Je levai vivement la tête; j'avais envie de savoir de qui il était question.
«Rien, c'est Brooks de Sheffield,» dit M. Murdstone.
Je fus charmé d'apprendre que ce n'était que Brooks de Sheffield; j'avais cru d'abord que c'était de moi qu'il s'agissait.
Évidemment c'était un drôle d'individu que ce M. Brooks de Sheffield, car, à ce nom, les deux messieurs se mirent à rire de tout leur coeur, et M. Murdstone en fit autant. Au bout d'un moment, celui qu'il avait appelé Quinion se mit à dire:
«Et que pense Brooks de Sheffield de l'affaire en question?

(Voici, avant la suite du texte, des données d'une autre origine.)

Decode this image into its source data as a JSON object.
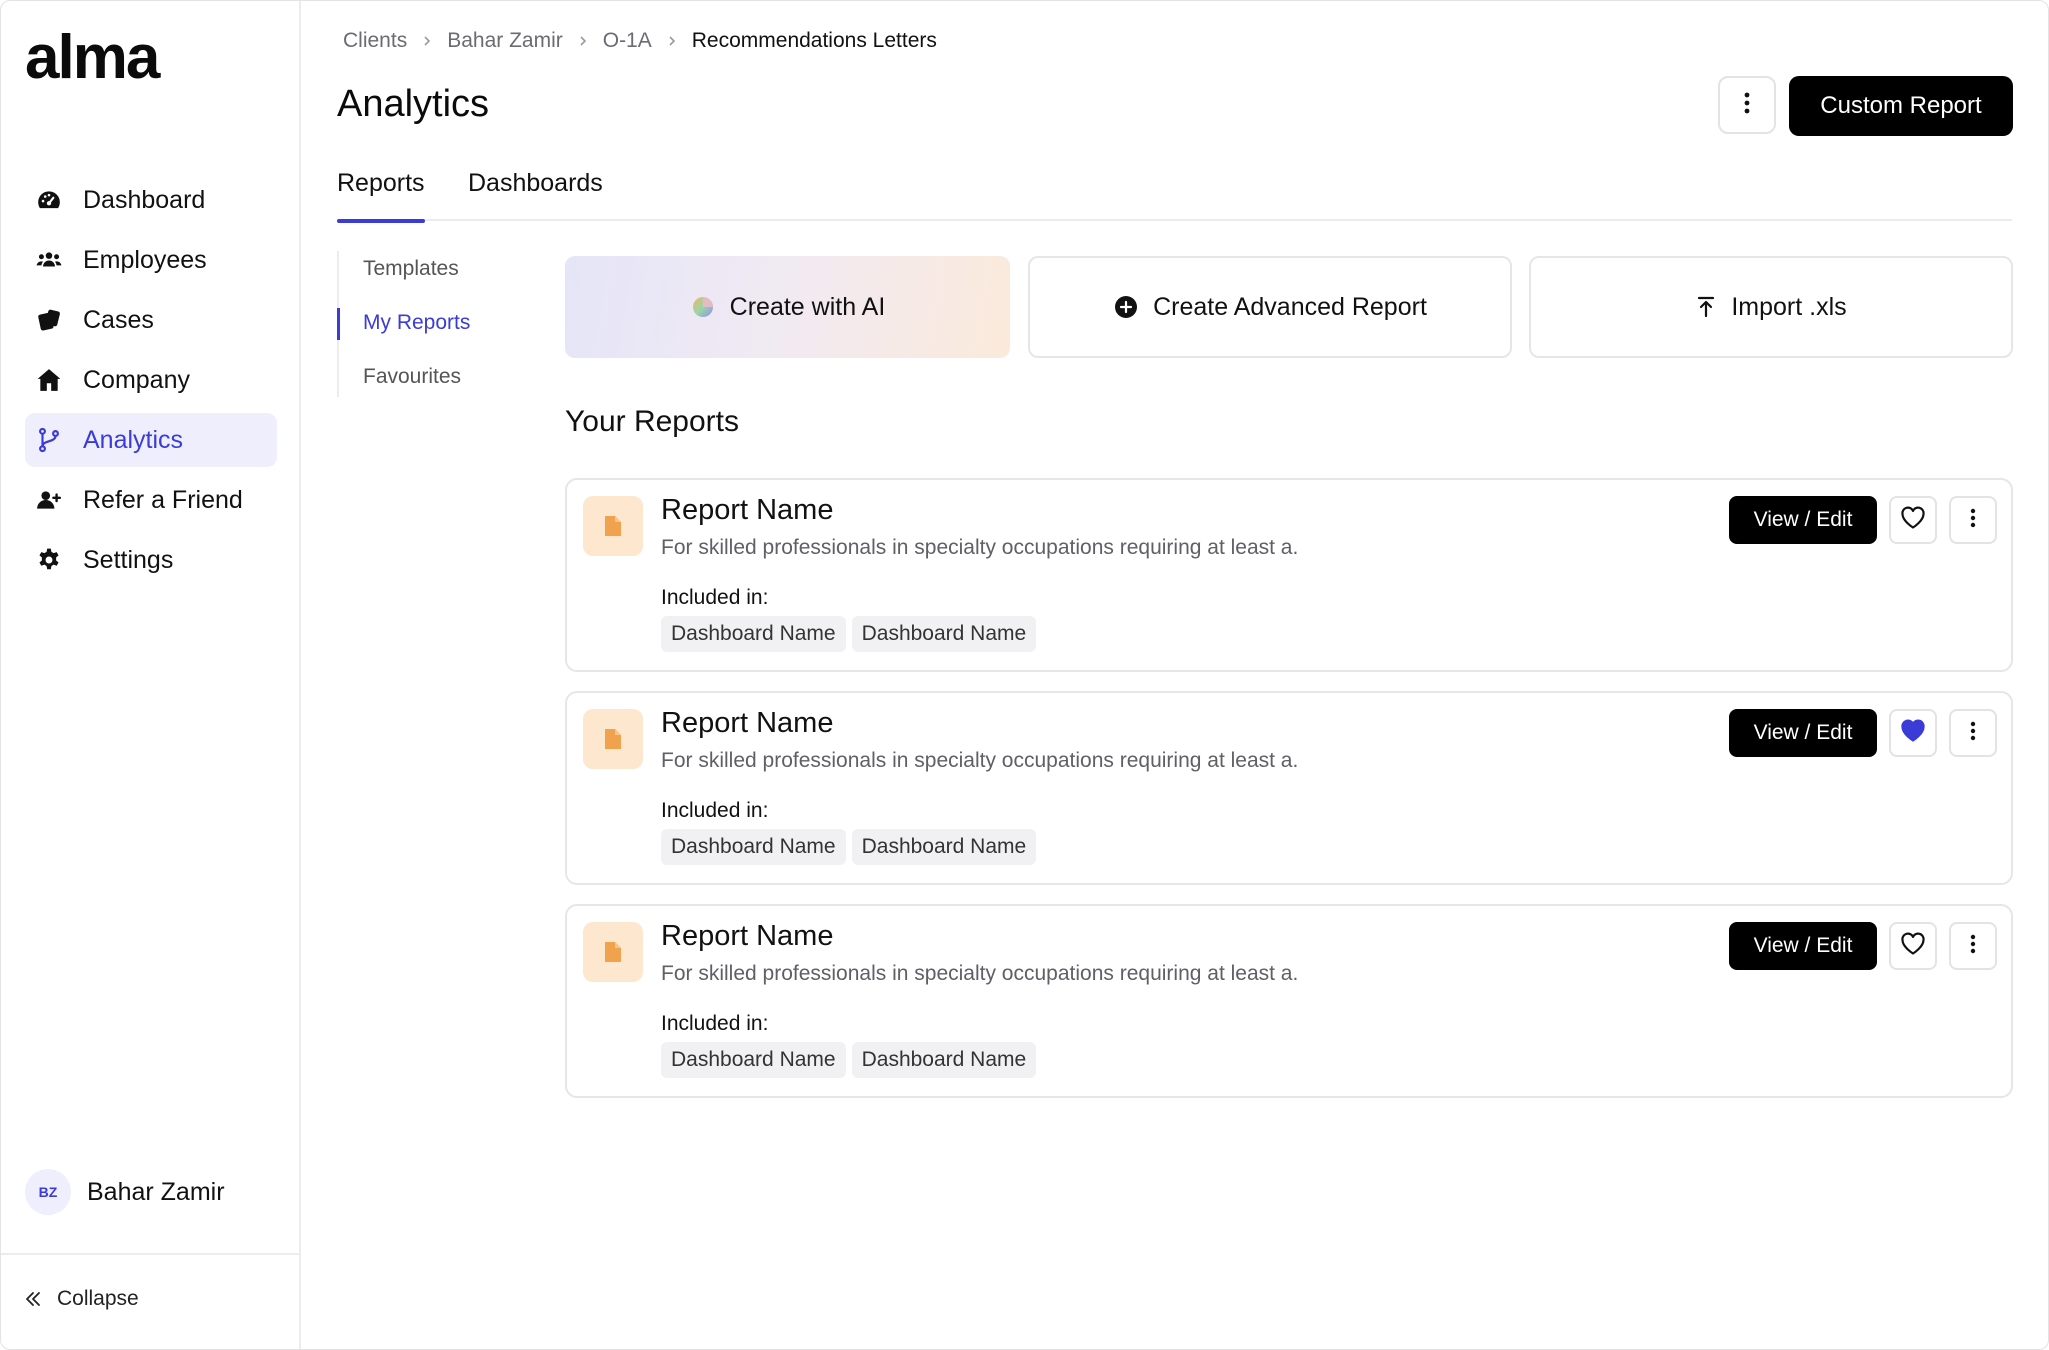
{
  "brand": {
    "logo_text": "alma",
    "accent_color": "#3b3bd8"
  },
  "sidebar": {
    "items": [
      {
        "label": "Dashboard",
        "icon": "dashboard-gauge-icon"
      },
      {
        "label": "Employees",
        "icon": "users-icon"
      },
      {
        "label": "Cases",
        "icon": "cases-icon"
      },
      {
        "label": "Company",
        "icon": "home-icon"
      },
      {
        "label": "Analytics",
        "icon": "branch-icon",
        "active": true
      },
      {
        "label": "Refer a Friend",
        "icon": "user-plus-icon"
      },
      {
        "label": "Settings",
        "icon": "gear-icon"
      }
    ],
    "user": {
      "initials": "BZ",
      "name": "Bahar Zamir"
    },
    "collapse_label": "Collapse"
  },
  "breadcrumb": [
    "Clients",
    "Bahar Zamir",
    "O-1A",
    "Recommendations Letters"
  ],
  "page": {
    "title": "Analytics",
    "custom_report_label": "Custom Report"
  },
  "tabs": [
    {
      "label": "Reports",
      "active": true
    },
    {
      "label": "Dashboards",
      "active": false
    }
  ],
  "subnav": [
    {
      "label": "Templates",
      "active": false
    },
    {
      "label": "My Reports",
      "active": true
    },
    {
      "label": "Favourites",
      "active": false
    }
  ],
  "actions": {
    "create_ai": "Create with AI",
    "create_advanced": "Create Advanced Report",
    "import_xls": "Import .xls"
  },
  "section_title": "Your Reports",
  "reports": [
    {
      "name": "Report Name",
      "description": "For skilled professionals in specialty occupations requiring at least a.",
      "included_label": "Included in:",
      "dashboards": [
        "Dashboard Name",
        "Dashboard Name"
      ],
      "view_label": "View / Edit",
      "favourite": false
    },
    {
      "name": "Report Name",
      "description": "For skilled professionals in specialty occupations requiring at least a.",
      "included_label": "Included in:",
      "dashboards": [
        "Dashboard Name",
        "Dashboard Name"
      ],
      "view_label": "View / Edit",
      "favourite": true
    },
    {
      "name": "Report Name",
      "description": "For skilled professionals in specialty occupations requiring at least a.",
      "included_label": "Included in:",
      "dashboards": [
        "Dashboard Name",
        "Dashboard Name"
      ],
      "view_label": "View / Edit",
      "favourite": false
    }
  ]
}
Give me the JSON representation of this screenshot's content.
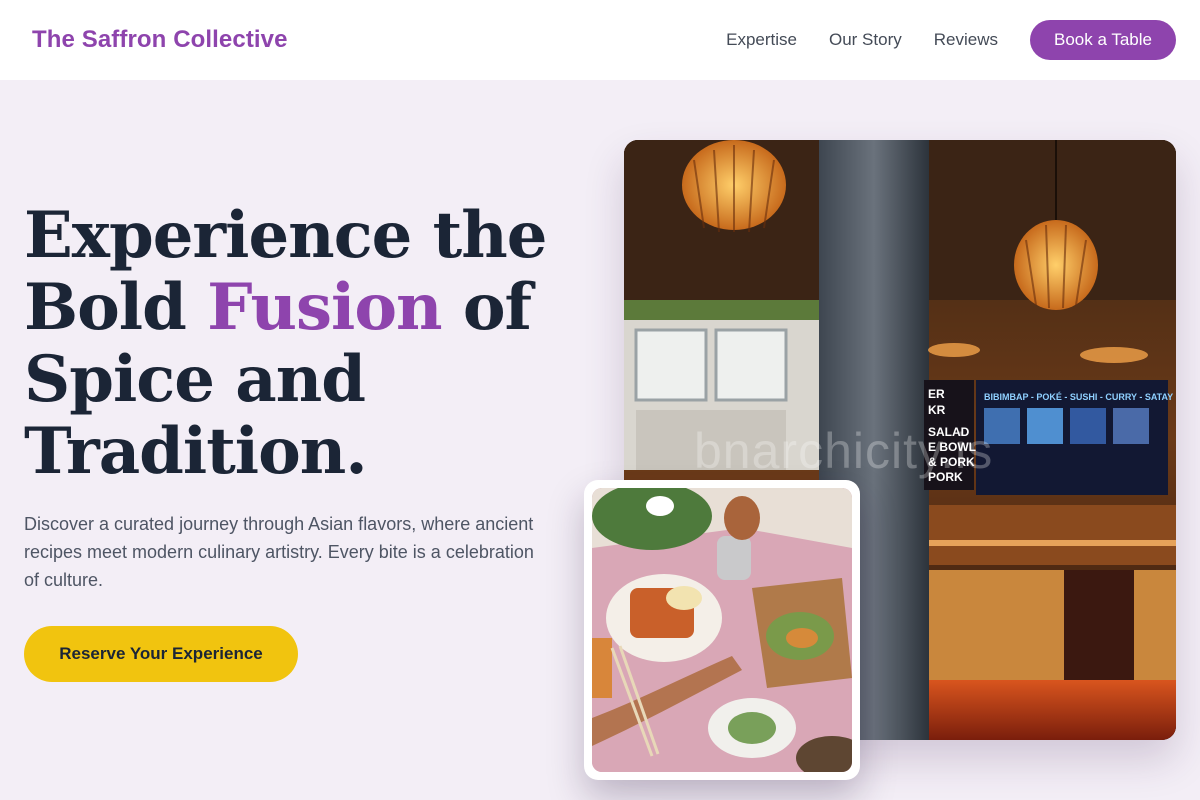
{
  "brand": {
    "name": "The Saffron Collective"
  },
  "nav": {
    "links": [
      "Expertise",
      "Our Story",
      "Reviews"
    ],
    "book_label": "Book a Table"
  },
  "hero": {
    "headline_part1": "Experience the Bold ",
    "headline_accent": "Fusion",
    "headline_part2": " of Spice and Tradition.",
    "subtext": "Discover a curated journey through Asian flavors, where ancient recipes meet modern culinary artistry. Every bite is a celebration of culture.",
    "cta_label": "Reserve Your Experience"
  },
  "images": {
    "main_menu_board": {
      "header": "BIBIMBAP - POKÉ - SUSHI - CURRY - SATAY",
      "side_items": [
        "ER",
        "KR",
        "SALAD",
        "E BOWL",
        "& PORK",
        "PORK"
      ]
    },
    "watermark": "bnarchicity.is"
  },
  "colors": {
    "brand": "#8e44ad",
    "cta": "#f1c40f",
    "heading": "#1b2536",
    "background": "#f3eef6"
  }
}
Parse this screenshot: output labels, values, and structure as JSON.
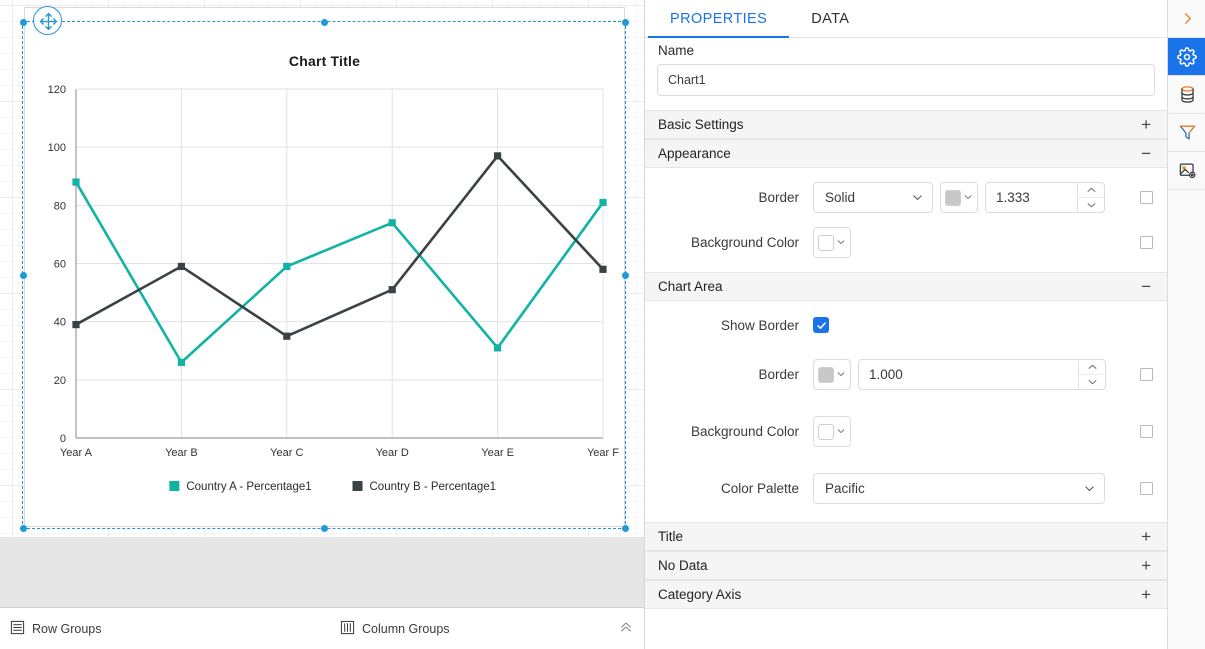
{
  "designer": {
    "chart": {
      "title": "Chart Title",
      "legend": [
        {
          "label": "Country A - Percentage1",
          "color": "#11b3a4"
        },
        {
          "label": "Country B - Percentage1",
          "color": "#3b4246"
        }
      ]
    },
    "groups_bar": {
      "row_groups_label": "Row Groups",
      "column_groups_label": "Column Groups",
      "row_groups_icon": "rows-icon",
      "column_groups_icon": "columns-icon",
      "collapse_icon": "chevron-up-double-icon"
    },
    "adorner": {
      "move_icon": "move-handle-icon"
    }
  },
  "chart_data": {
    "type": "line",
    "title": "Chart Title",
    "xlabel": "",
    "ylabel": "",
    "categories": [
      "Year A",
      "Year B",
      "Year C",
      "Year D",
      "Year E",
      "Year F"
    ],
    "ylim": [
      0,
      120
    ],
    "yticks": [
      0,
      20,
      40,
      60,
      80,
      100,
      120
    ],
    "grid": true,
    "legend_position": "bottom",
    "series": [
      {
        "name": "Country A - Percentage1",
        "color": "#11b3a4",
        "values": [
          88,
          26,
          59,
          74,
          31,
          81
        ]
      },
      {
        "name": "Country B - Percentage1",
        "color": "#3b4246",
        "values": [
          39,
          59,
          35,
          51,
          97,
          58
        ]
      }
    ]
  },
  "properties_panel": {
    "tabs": [
      {
        "label": "PROPERTIES",
        "active": true
      },
      {
        "label": "DATA",
        "active": false
      }
    ],
    "name": {
      "label": "Name",
      "value": "Chart1",
      "placeholder": "Name"
    },
    "sections": {
      "basic_settings": {
        "label": "Basic Settings",
        "sign": "+"
      },
      "appearance": {
        "label": "Appearance",
        "sign": "−",
        "border": {
          "label": "Border",
          "style": "Solid",
          "color": "#c8c8c8",
          "width": "1.333"
        },
        "background_color": {
          "label": "Background Color",
          "color": "#ffffff"
        }
      },
      "chart_area": {
        "label": "Chart Area",
        "sign": "−",
        "show_border": {
          "label": "Show Border",
          "checked": true
        },
        "border": {
          "label": "Border",
          "color": "#c8c8c8",
          "width": "1.000"
        },
        "background_color": {
          "label": "Background Color",
          "color": "#ffffff"
        },
        "color_palette": {
          "label": "Color Palette",
          "value": "Pacific"
        }
      },
      "title": {
        "label": "Title",
        "sign": "+"
      },
      "no_data": {
        "label": "No Data",
        "sign": "+"
      },
      "category_axis": {
        "label": "Category Axis",
        "sign": "+"
      }
    }
  },
  "icon_bar": [
    {
      "name": "expand-panel-icon",
      "glyph": "›",
      "active": false
    },
    {
      "name": "gear-icon",
      "glyph": "",
      "active": true
    },
    {
      "name": "database-icon",
      "glyph": "",
      "active": false
    },
    {
      "name": "filter-icon",
      "glyph": "",
      "active": false
    },
    {
      "name": "image-settings-icon",
      "glyph": "",
      "active": false
    }
  ],
  "colors": {
    "accent": "#1a73e8",
    "selection": "#2196d6",
    "series_a": "#11b3a4",
    "series_b": "#3b4246"
  }
}
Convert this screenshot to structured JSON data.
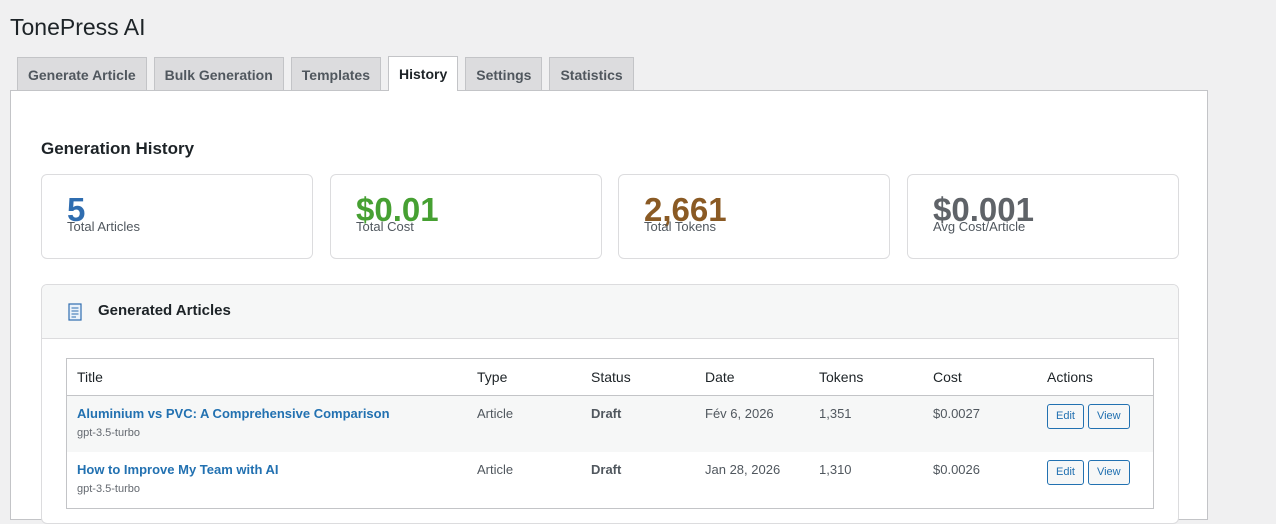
{
  "app": {
    "title": "TonePress AI"
  },
  "tabs": [
    {
      "label": "Generate Article"
    },
    {
      "label": "Bulk Generation"
    },
    {
      "label": "Templates"
    },
    {
      "label": "History",
      "active": true
    },
    {
      "label": "Settings"
    },
    {
      "label": "Statistics"
    }
  ],
  "history": {
    "title": "Generation History",
    "stats": [
      {
        "value": "5",
        "label": "Total Articles",
        "color": "#2f6db0"
      },
      {
        "value": "$0.01",
        "label": "Total Cost",
        "color": "#46a032"
      },
      {
        "value": "2,661",
        "label": "Total Tokens",
        "color": "#8a5a24"
      },
      {
        "value": "$0.001",
        "label": "Avg Cost/Article",
        "color": "#5f6368"
      }
    ],
    "articles": {
      "title": "Generated Articles",
      "icon": "document-icon",
      "columns": [
        "Title",
        "Type",
        "Status",
        "Date",
        "Tokens",
        "Cost",
        "Actions"
      ],
      "rows": [
        {
          "title": "Aluminium vs PVC: A Comprehensive Comparison",
          "model": "gpt-3.5-turbo",
          "type": "Article",
          "status": "Draft",
          "date": "Fév 6, 2026",
          "tokens": "1,351",
          "cost": "$0.0027",
          "edit": "Edit",
          "view": "View"
        },
        {
          "title": "How to Improve My Team with AI",
          "model": "gpt-3.5-turbo",
          "type": "Article",
          "status": "Draft",
          "date": "Jan 28, 2026",
          "tokens": "1,310",
          "cost": "$0.0026",
          "edit": "Edit",
          "view": "View"
        }
      ]
    }
  }
}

– Je ne crois pas qu'il soit encore bien au courant, dit M. Murdstone, mais je doute qu'il approuve.»
Ici de nouveaux éclats de rire; M. Quinion annonça qu'il allait demander une bouteille de sherry pour boire à la santé de Brooks. On apporta le vin demandé, M. Quinion en versa un peu dans mon verre, et m'ayant donné un biscuit, il me fit lever et proposer un toast «À la confusion de Brooks de Sheffield!» Le toast fut reçu avec de grands applaudissements, et de tels rires que je me mis à rire aussi, ce qui fit encore plus rire les autres. Enfin l'amusement fut grand pour tous.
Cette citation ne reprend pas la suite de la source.